Wedding + Portrait


Trending: Wedding Portraits without Faces

April 6, 2023

By Aimee Baldridge

Sarah Falugo

We’ve been noticing a lot more wedding shots lately that tell a whole story without showing a whole person. Some crop the eyes or go in tight on hands joining together. Others showcase the gesture of a lace-adorned arm or a rustling dress. But they’re not just detail shots. These images convey character and emotion like wedding portraits, but without showing the subject’s full face.

Wedding portraits without faces
© Sarah Falugo

“Shots of that type are communicating to us in a less obvious way and perhaps in more of an emotional way,” explains Portland, Oregon–based photographer Sarah Falugo. “People are leaning more and more into that rather than everything needing to be a full-length portrait, looking at the camera.”

She says both photographers and clients have moved toward multi-layered imagery that draws on multiple genres, including cinema. “Clients are wanting something that speaks with a less obvious tone about what the interpretation of their wedding could be,” she says.

Wedding portraits without faces
© KT Merry

Miami-based KT Merry also points out that revealing only part of the picture is a common cinematic storytelling technique used to engage viewers’ imaginations and connect them to characters. “They’re not showing you the full picture because they want to kind of bring you in further,” she says.

Merry says her own style of cropped wedding portrait composition grew out of shooting film and learning to work a scene with a prime lens: “You’re moving in and out, you’re recomposing, and you’re doing that usually with your eye and your body,” she explains. It’s an approach that she says taught her to always be intuitively looking for what she calls the “shot within the shot.”
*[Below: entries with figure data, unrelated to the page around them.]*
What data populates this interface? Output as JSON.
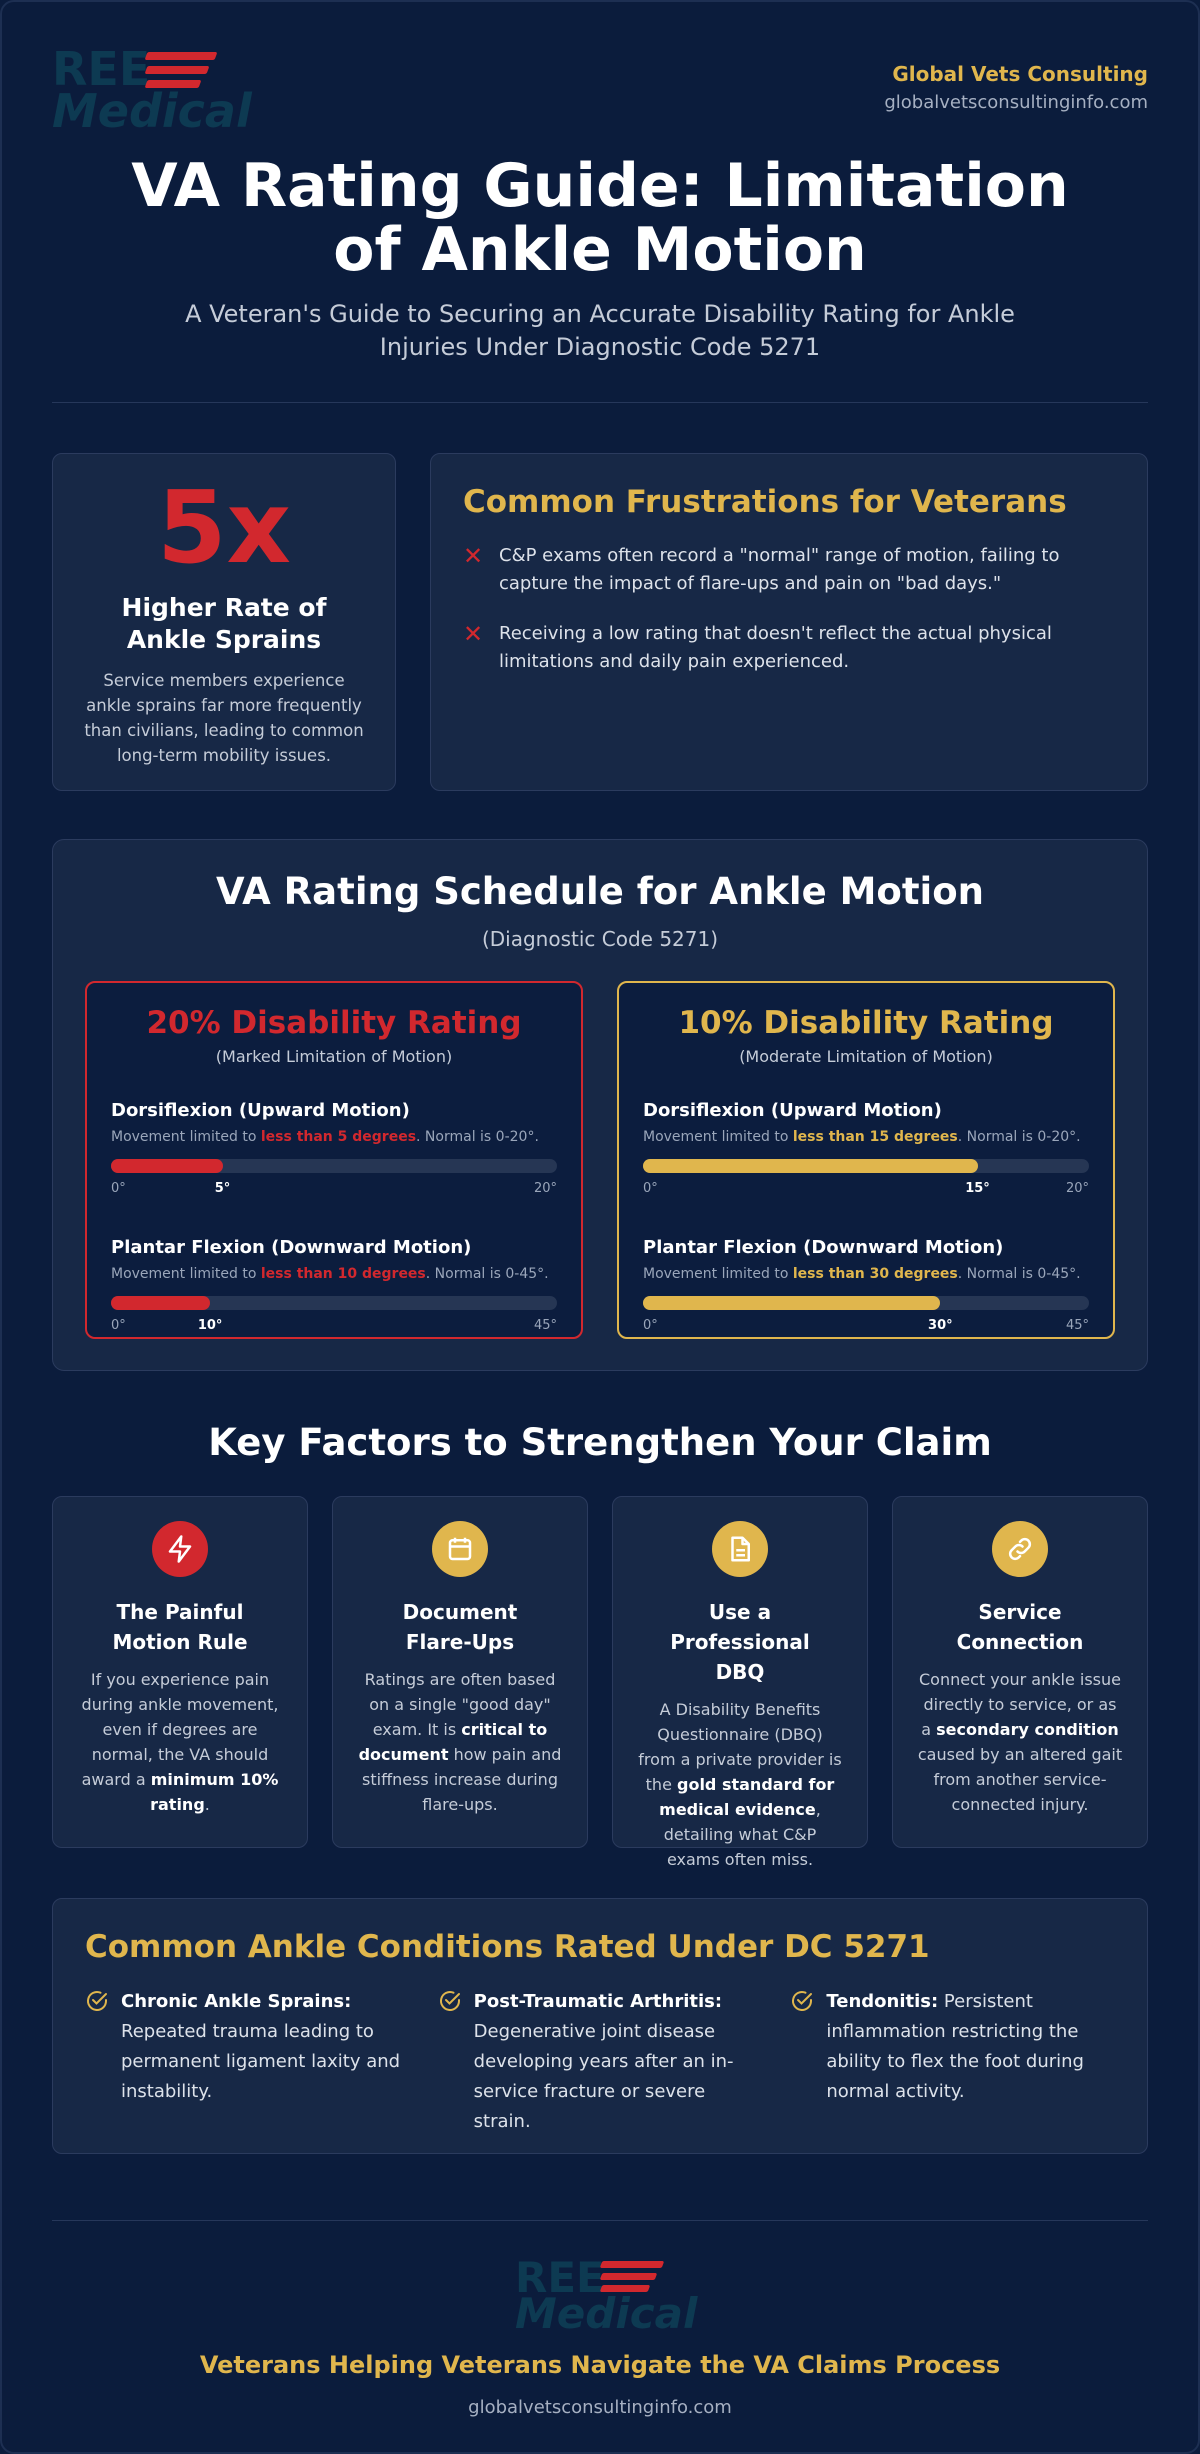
{
  "header": {
    "logo_line1": "REE",
    "logo_line2": "Medical",
    "brand_name": "Global Vets Consulting",
    "brand_url": "globalvetsconsultinginfo.com",
    "title": "VA Rating Guide: Limitation of Ankle Motion",
    "subtitle": "A Veteran's Guide to Securing an Accurate Disability Rating for Ankle Injuries Under Diagnostic Code 5271"
  },
  "stat": {
    "big": "5x",
    "heading": "Higher Rate of Ankle Sprains",
    "desc": "Service members experience ankle sprains far more frequently than civilians, leading to common long-term mobility issues."
  },
  "frustrations": {
    "title": "Common Frustrations for Veterans",
    "items": [
      "C&P exams often record a \"normal\" range of motion, failing to capture the impact of flare-ups and pain on \"bad days.\"",
      "Receiving a low rating that doesn't reflect the actual physical limitations and daily pain experienced."
    ]
  },
  "schedule": {
    "title": "VA Rating Schedule for Ankle Motion",
    "subtitle": "(Diagnostic Code 5271)",
    "ratings": [
      {
        "title": "20% Disability Rating",
        "subtitle": "(Marked Limitation of Motion)",
        "motions": [
          {
            "name": "Dorsiflexion (Upward Motion)",
            "desc_pre": "Movement limited to ",
            "desc_hl": "less than 5 degrees",
            "desc_post": ". Normal is 0-20°.",
            "min": 0,
            "max": 20,
            "value": 5,
            "min_label": "0°",
            "max_label": "20°",
            "value_label": "5°"
          },
          {
            "name": "Plantar Flexion (Downward Motion)",
            "desc_pre": "Movement limited to ",
            "desc_hl": "less than 10 degrees",
            "desc_post": ". Normal is 0-45°.",
            "min": 0,
            "max": 45,
            "value": 10,
            "min_label": "0°",
            "max_label": "45°",
            "value_label": "10°"
          }
        ]
      },
      {
        "title": "10% Disability Rating",
        "subtitle": "(Moderate Limitation of Motion)",
        "motions": [
          {
            "name": "Dorsiflexion (Upward Motion)",
            "desc_pre": "Movement limited to ",
            "desc_hl": "less than 15 degrees",
            "desc_post": ". Normal is 0-20°.",
            "min": 0,
            "max": 20,
            "value": 15,
            "min_label": "0°",
            "max_label": "20°",
            "value_label": "15°"
          },
          {
            "name": "Plantar Flexion (Downward Motion)",
            "desc_pre": "Movement limited to ",
            "desc_hl": "less than 30 degrees",
            "desc_post": ". Normal is 0-45°.",
            "min": 0,
            "max": 45,
            "value": 30,
            "min_label": "0°",
            "max_label": "45°",
            "value_label": "30°"
          }
        ]
      }
    ]
  },
  "key_factors": {
    "title": "Key Factors to Strengthen Your Claim",
    "items": [
      {
        "icon": "lightning-icon",
        "title": "The Painful Motion Rule",
        "d1": "If you experience pain during ankle movement, even if degrees are normal, the VA should award a ",
        "b1": "minimum 10% rating",
        "d2": "."
      },
      {
        "icon": "calendar-icon",
        "title": "Document Flare-Ups",
        "d1": "Ratings are often based on a single \"good day\" exam. It is ",
        "b1": "critical to document",
        "d2": " how pain and stiffness increase during flare-ups."
      },
      {
        "icon": "document-icon",
        "title": "Use a Professional DBQ",
        "d1": "A Disability Benefits Questionnaire (DBQ) from a private provider is the ",
        "b1": "gold standard for medical evidence",
        "d2": ", detailing what C&P exams often miss."
      },
      {
        "icon": "link-icon",
        "title": "Service Connection",
        "d1": "Connect your ankle issue directly to service, or as a ",
        "b1": "secondary condition",
        "d2": " caused by an altered gait from another service-connected injury."
      }
    ]
  },
  "conditions": {
    "title": "Common Ankle Conditions Rated Under DC 5271",
    "items": [
      {
        "name": "Chronic Ankle Sprains:",
        "desc": " Repeated trauma leading to permanent ligament laxity and instability."
      },
      {
        "name": "Post-Traumatic Arthritis:",
        "desc": " Degenerative joint disease developing years after an in-service fracture or severe strain."
      },
      {
        "name": "Tendonitis:",
        "desc": " Persistent inflammation restricting the ability to flex the foot during normal activity."
      }
    ]
  },
  "footer": {
    "logo_line1": "REE",
    "logo_line2": "Medical",
    "tagline": "Veterans Helping Veterans Navigate the VA Claims Process",
    "url": "globalvetsconsultinginfo.com"
  },
  "colors": {
    "red": "#d2282e",
    "gold": "#e0b64d",
    "navy": "#0b1c3c"
  }
}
If she’s photographing a couple, for example, she’ll start by capturing them in typical wedding portrait style with heads and all, then move in for a tight shot that leaves out their eyes: “Maybe she’s got her hand on his chest and they’re both smiling, and you just see that moment,” she says. “I think it really does capture that feeling of connection, which is one of our most instinctual needs as human beings.”

Wedding portraits without faces
© Jacqui Cole

Wedding portraits that don’t show faces can meet practical needs as well. Tampa-based Jacqui Cole often shares tight shots that highlight elements like garments and flowers with other vendors as a professional courtesy. “All these elements people have worked on over a year, usually,” she says, “and it’s coming to fruition on that wedding day.”

And wedding portraits without faces can work well for photographers’ own marketing purposes: “If we don’t show the client’s face, then it’s easier for the next client who looks at that image to imagine it’s them, says Sarah Falugo. “If we can connect a client and actually have them imagine it’s their own wedding portrait, they’re more likely to book us.”

But she discourages cropping willy nilly just to try out the style. It’s essential, she says, to compose images with a clear idea of what they’re about. “If the viewer is confused about what the picture is about,” she says, “then it’s not successful.”

Wedding portraits without faces
© Jacqui Cole

While no one sees faceless wedding portraits replacing more conventional shots, they’re one element of a candid storytelling genre that isn’t going away. They add depth to a photographic narrative, whether in an album or on a gallery wall.

“I don’t see us reverting back to the more polished, stylized style of photography,” says Jacqui Cole. “We have the freedom to shoot these fun, really true, authentic moments. And that means a lot of movement and potentially the faces not being in it…I don’t think that’s going to go anywhere because I think both the photographer and the client are liking it.”